Calendula

Calendula officinalis, Compositae. It is also known as marigold, marybud and bull's eyes.

The yellow petal flowers are the parts that are used.

The petals are collected in the summer. They need to be dried with great care so they don't discolour.

Functions of calendula

Calendula:

  • is one of the best herbs for treating local skin problems. It can be used safely wherever there is inflammation of the skin due to infection or physical damage. It can be used for any external bleeding or wound, bruising or strains. It can be used on diaper rash and sore nipples. It will also be helpful for slow healing wounds and skin ulcers. It is ideal as a first aid treatment for minor burns and scalds. Local treatments may be with a lotion, poultice or compress, whichever is the most appropriate.
  • has antiseptic and astringent properties which, when used internally, stimulate the immune system and help the body fight against infections such as the flu and herpes viruses. It has also been used for digestive tract infections (including enteritis, dysentery worms and amebae) and viral hepatitis. It also has marked antifungal properties.
  • reduces lymphatic congestion and swollen lymph glands.
  • has anti-inflammatory properties that will assist with healing gastric and duodenal ulcers and for inflammation and irritation of the stomach and bowel. It checks diarrhea and stops bleeding. It assists the cleansing function of the liver.
  • has an affinity for the female reproductive system regulating menstruation and relieving menstrual cramps. Its estrogenic effects helps in menopause and reduces breast congestion. Its astringent properties help reduce excessive bleeding. During childbirth it promotes contractions and delivery of the placenta.

Notes on calendula

  • Calendula should not be used internally during pregnancy.
  • As an external soothing application it can be combined with slippery elm. A useful antiseptic lotion will be produced by combining it with golden seal and myrrh.
  • Do not confuse this plant with the French or African marigolds (Tagetes sp.).

Dosage

Infusion: pour a cup of boiling water onto 1-2 teaspoonsful of the florets and leave to infuse for 10-15 minutes. This should be drunk three times per day.

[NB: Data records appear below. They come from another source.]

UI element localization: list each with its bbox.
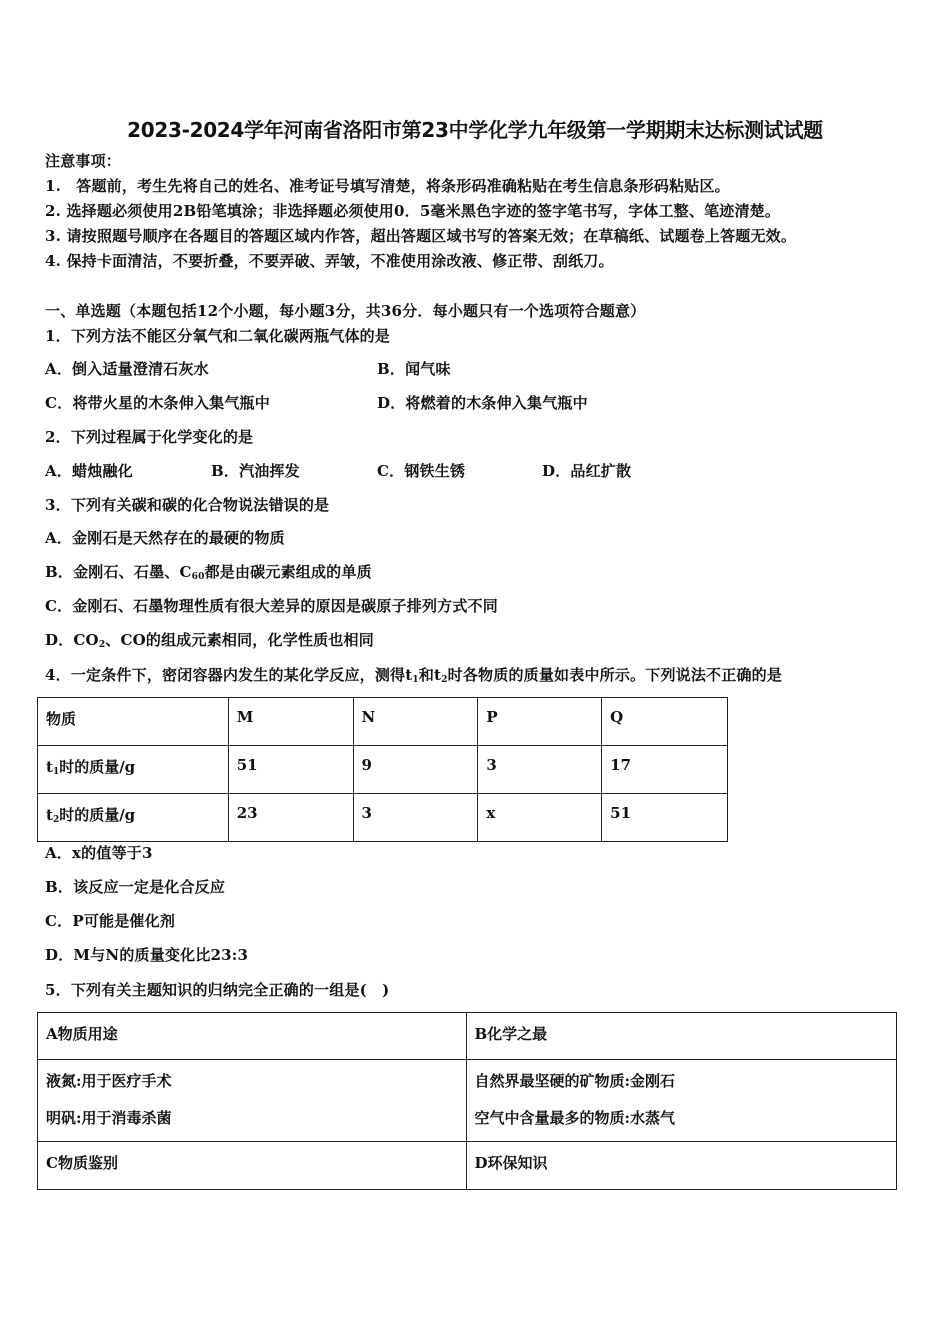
table-row [38, 1060, 897, 1142]
cell-line: 自然界最坚硬的矿物质:金刚石 [474, 1072, 676, 1090]
cell-a-content [38, 1060, 467, 1142]
q2-option-d: D．品红扩散 [542, 462, 632, 480]
table-row [38, 1142, 897, 1190]
cell-line: 空气中含量最多的物质:水蒸气 [474, 1109, 676, 1127]
q4-option-a: A．x的值等于3 [45, 844, 153, 862]
q4-option-d: D．M与N的质量变化比23:3 [45, 946, 249, 964]
row-label: $t_1$时的质量/g [38, 746, 229, 794]
q4-stem: 4．一定条件下，密闭容器内发生的某化学反应，测得$t_1$和$t_2$时各物质的质量如表中所示。下列说法不正确的是 [45, 666, 783, 685]
notice-item: 3. 请按照题号顺序在各题目的答题区域内作答，超出答题区域书写的答案无效；在草稿纸、试题卷上答题无效。 [45, 227, 797, 245]
q2-option-a: A．蜡烛融化 [45, 462, 133, 480]
table-cell: 51 [602, 794, 728, 842]
page-title: 2023-2024学年河南省洛阳市第23中学化学九年级第一学期期末达标测试试题 [127, 118, 823, 142]
table-cell: 3 [353, 794, 478, 842]
table-header-row [38, 698, 728, 746]
q3-option-a: A．金刚石是天然存在的最硬的物质 [45, 529, 285, 547]
table-cell: 3 [478, 746, 602, 794]
cell-b-title: B化学之最 [466, 1013, 897, 1060]
cell-c-title: C物质鉴别 [38, 1142, 467, 1190]
cell-b-content [466, 1060, 897, 1142]
q3-option-d: D．$CO_2$、CO的组成元素相同，化学性质也相同 [45, 631, 374, 650]
table-row [38, 794, 728, 842]
table-header-cell: P [478, 698, 602, 746]
q2-option-c: C．钢铁生锈 [377, 462, 466, 480]
q3-option-c: C．金刚石、石墨物理性质有很大差异的原因是碳原子排列方式不同 [45, 597, 498, 615]
q5-topic-table [37, 1012, 897, 1190]
q4-option-b: B．该反应一定是化合反应 [45, 878, 226, 896]
q4-option-c: C．P可能是催化剂 [45, 912, 176, 930]
notice-item: 4. 保持卡面清洁，不要折叠，不要弄破、弄皱，不准使用涂改液、修正带、刮纸刀。 [45, 252, 614, 270]
cell-a-title: A物质用途 [38, 1013, 467, 1060]
table-row [38, 1013, 897, 1060]
table-header-cell: N [353, 698, 478, 746]
table-cell: 9 [353, 746, 478, 794]
cell-line: 液氮:用于医疗手术 [46, 1072, 172, 1090]
q3-option-b: B．金刚石、石墨、$C_{60}$都是由碳元素组成的单质 [45, 563, 372, 582]
table-cell: 23 [228, 794, 353, 842]
cell-line: 明矾:用于消毒杀菌 [46, 1109, 172, 1127]
notice-heading: 注意事项： [45, 152, 122, 170]
q4-mass-table [37, 697, 728, 842]
table-cell: x [478, 794, 602, 842]
cell-d-title: D环保知识 [466, 1142, 897, 1190]
table-header-cell: Q [602, 698, 728, 746]
table-cell: 51 [228, 746, 353, 794]
q1-option-a: A．倒入适量澄清石灰水 [45, 360, 209, 378]
q3-stem: 3．下列有关碳和碳的化合物说法错误的是 [45, 496, 330, 514]
q1-stem: 1．下列方法不能区分氧气和二氧化碳两瓶气体的是 [45, 327, 391, 345]
q5-stem: 5．下列有关主题知识的归纳完全正确的一组是( ) [45, 981, 390, 999]
section-heading: 一、单选题（本题包括12个小题，每小题3分，共36分．每小题只有一个选项符合题意） [45, 302, 646, 320]
table-header-cell: M [228, 698, 353, 746]
q1-option-d: D．将燃着的木条伸入集气瓶中 [377, 394, 588, 412]
notice-item: 2. 选择题必须使用2B铅笔填涂；非选择题必须使用0．5毫米黑色字迹的签字笔书写，字体工整、笔迹清楚。 [45, 202, 781, 220]
row-label: $t_2$时的质量/g [38, 794, 229, 842]
table-cell: 17 [602, 746, 728, 794]
notice-item: 1. 答题前，考生先将自己的姓名、准考证号填写清楚，将条形码准确粘贴在考生信息条形码粘贴区。 [45, 177, 730, 195]
table-row [38, 746, 728, 794]
q2-option-b: B．汽油挥发 [211, 462, 300, 480]
q1-option-c: C．将带火星的木条伸入集气瓶中 [45, 394, 270, 412]
table-header-cell: 物质 [38, 698, 229, 746]
q2-stem: 2．下列过程属于化学变化的是 [45, 428, 254, 446]
q1-option-b: B．闻气味 [377, 360, 451, 378]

Tincture: take 1-4 ml of the tincture three times per day.

Externally:

To make a compress take a clean cloth or towel and soak it in either a hot or cold herbal infusion.

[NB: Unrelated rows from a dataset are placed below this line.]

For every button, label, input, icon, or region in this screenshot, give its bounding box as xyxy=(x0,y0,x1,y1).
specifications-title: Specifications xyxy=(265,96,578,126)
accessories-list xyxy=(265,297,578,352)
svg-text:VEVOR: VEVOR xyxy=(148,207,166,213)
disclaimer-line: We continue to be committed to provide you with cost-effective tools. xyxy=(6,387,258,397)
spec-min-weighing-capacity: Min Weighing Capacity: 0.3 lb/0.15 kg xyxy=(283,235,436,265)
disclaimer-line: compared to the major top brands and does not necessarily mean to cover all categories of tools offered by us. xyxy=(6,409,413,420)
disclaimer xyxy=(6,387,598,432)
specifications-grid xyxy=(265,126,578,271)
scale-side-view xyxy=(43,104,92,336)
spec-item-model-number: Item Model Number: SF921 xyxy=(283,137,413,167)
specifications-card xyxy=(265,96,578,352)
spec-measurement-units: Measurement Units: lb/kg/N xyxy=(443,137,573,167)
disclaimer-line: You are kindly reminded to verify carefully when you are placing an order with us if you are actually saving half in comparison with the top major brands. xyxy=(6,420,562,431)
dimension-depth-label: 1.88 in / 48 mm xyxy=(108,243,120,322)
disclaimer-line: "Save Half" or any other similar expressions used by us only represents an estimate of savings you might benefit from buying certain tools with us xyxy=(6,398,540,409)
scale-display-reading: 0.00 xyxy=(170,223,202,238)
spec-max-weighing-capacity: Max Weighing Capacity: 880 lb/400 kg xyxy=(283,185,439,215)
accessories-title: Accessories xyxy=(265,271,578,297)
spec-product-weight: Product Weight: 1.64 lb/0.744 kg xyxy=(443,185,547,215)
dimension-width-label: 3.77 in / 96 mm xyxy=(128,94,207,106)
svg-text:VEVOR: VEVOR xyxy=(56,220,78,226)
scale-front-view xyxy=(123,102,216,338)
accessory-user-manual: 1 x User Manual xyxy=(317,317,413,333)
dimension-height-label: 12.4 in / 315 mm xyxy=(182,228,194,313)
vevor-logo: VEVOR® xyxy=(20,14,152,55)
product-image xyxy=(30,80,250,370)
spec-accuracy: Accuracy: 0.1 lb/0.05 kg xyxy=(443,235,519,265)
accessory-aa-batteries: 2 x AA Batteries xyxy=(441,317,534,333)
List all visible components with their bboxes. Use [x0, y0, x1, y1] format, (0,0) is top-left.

A poultice is a soft damp mixture that is added to part of the body. You can use fresh or dried herbs as a poultice, placed between two pieces of gauze. Make the herbal mixture into a paste (crush the fresh herbs or add some water to the dry herbs) to spread over the gauze. Then bind the gauze poultice to the affected area using a light cotton bandage.

For the gardener

Calendula is a hardy annual that will grow from seeds sown in the spring and summer. They will grow in most soil conditions as long as they are well drained. They benefit from tip pruning to prevent the stems and flowers from becoming straggly.

References

Duke, J. A. 2000, Anti-aging Prescriptions. Rodale.

Hoffmann, D. 2000, The New Holistic Herbal. Element Pub.

Hoffmann, D. 2001, Healthy Bones and Joints. Newleaf.

Hoffmann, F. and Manning M. 2002, Herbal Medicine and Botanical Medical Fads. The Haworth Press.

Mills, S. Y. 1989, The A-Z of Modern Herbalism: A Comprehensive Guide to Practical Herbal Therapy. Thorson.

Woodward, P. 2003, Grow Your Own Herbal Remedies. Hyland House.